I quattro dipinti sono il momento d'avvio di "1924-2024:
cento anni di Saverio Barbaro", a cura di Marco Dolfin, promossa
dalla Fondazione intitolata all'artista veneziano, nelle sale di
Palazzetto Tito, sede della Fondazione Bevilacqua La Masa, fino
al 6 gennaio prossimo.
La mostra antologica, che conclude le iniziative per il
centenario dalla nascita di Barbaro, presenta 40 opere, dagli
inizi degli anni Quaranta fino a "Porta bianca" del marzo 2020,
anno della morte dell'artista, che illustrano un percorso
artistico che ha attraversato quasi sessant'anni, muovendosi su
più terreni, Europa poi Africa, Medio Oriente, ma con le figure
umane e i paesaggi quali costanti.
Se le prime opere sono dedicate alle atmosfere veneziane,
lagunari, alle isole - tra tutte "Case a Burano" del 1949 dove
compaiono per la prima volta delle campiture di colori che
riemergeranno fino a diventare dominanti qualche decennio dopo -
il richiamo internazionale, i viaggi all'estero, l'attrazione
per mondi diversi, compaiono già nella seconda sala, quella
degli anni Cinquanta, con Parigi, l'Olanda, il nord della
Francia caro ai post-impressionisti, al veneziano Rossi
(1884-1947).
Negli anni Sessanta l'artista attraversa un periodo
cosiddetto del "realismo esistenziale" e i colori si fanno cupi,
mentre forte è la denuncia sociale contro la violenza, specie
nei confronti delle donne ("Violenza" è un olio del 1966),
contro gli orrori della guerra, del nazismo.

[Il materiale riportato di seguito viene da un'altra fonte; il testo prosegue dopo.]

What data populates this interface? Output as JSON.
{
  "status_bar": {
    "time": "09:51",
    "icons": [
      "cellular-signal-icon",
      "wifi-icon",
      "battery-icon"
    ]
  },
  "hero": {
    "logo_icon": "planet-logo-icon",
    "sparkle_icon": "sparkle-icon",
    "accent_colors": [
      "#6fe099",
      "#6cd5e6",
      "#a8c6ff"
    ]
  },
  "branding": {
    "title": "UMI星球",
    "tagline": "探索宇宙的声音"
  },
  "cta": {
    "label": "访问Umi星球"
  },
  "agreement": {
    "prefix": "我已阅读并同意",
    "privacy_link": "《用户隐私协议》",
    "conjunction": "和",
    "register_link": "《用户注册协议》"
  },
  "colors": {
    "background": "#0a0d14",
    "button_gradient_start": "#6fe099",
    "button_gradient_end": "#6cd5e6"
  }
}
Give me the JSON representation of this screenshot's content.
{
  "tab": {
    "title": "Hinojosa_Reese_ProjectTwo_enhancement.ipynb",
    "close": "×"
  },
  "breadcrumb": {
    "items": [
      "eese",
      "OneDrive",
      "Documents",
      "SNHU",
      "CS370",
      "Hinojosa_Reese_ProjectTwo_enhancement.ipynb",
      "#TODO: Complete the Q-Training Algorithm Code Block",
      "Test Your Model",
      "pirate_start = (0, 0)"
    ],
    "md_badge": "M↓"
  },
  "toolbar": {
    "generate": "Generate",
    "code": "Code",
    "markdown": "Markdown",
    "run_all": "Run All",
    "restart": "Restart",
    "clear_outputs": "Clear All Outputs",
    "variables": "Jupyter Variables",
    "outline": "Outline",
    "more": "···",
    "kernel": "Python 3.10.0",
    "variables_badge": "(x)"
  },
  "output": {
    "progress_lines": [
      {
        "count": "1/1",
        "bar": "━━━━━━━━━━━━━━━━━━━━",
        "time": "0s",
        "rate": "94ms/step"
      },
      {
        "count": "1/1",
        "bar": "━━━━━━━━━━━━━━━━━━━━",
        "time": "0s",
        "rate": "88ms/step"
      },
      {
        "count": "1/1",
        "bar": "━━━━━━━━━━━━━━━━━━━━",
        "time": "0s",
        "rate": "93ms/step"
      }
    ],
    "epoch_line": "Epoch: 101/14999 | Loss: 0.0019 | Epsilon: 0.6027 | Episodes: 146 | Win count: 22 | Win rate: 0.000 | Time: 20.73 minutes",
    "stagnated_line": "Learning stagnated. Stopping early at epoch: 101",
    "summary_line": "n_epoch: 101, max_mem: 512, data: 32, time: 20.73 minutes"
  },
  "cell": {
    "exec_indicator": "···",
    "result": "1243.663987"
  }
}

Arrivano invece negli anni Settanta la svolta coloristica,
la luce, i ritratti di donne, i paesaggi berberi: sono le
testimonianze artistiche dei viaggi in Africa - iniziati alcuni
anni prima - che prendono forma sulle tele. Sono l'avvio di un
ideale ciclo di lavori che stabilisce un felice incontro tra
culture, modi, vite diverse e che accompagnerà Barbaro, non a
caso descritto come "l'orientalista" che amava profondamente la
sua città natale, fino agli ultimi giorni.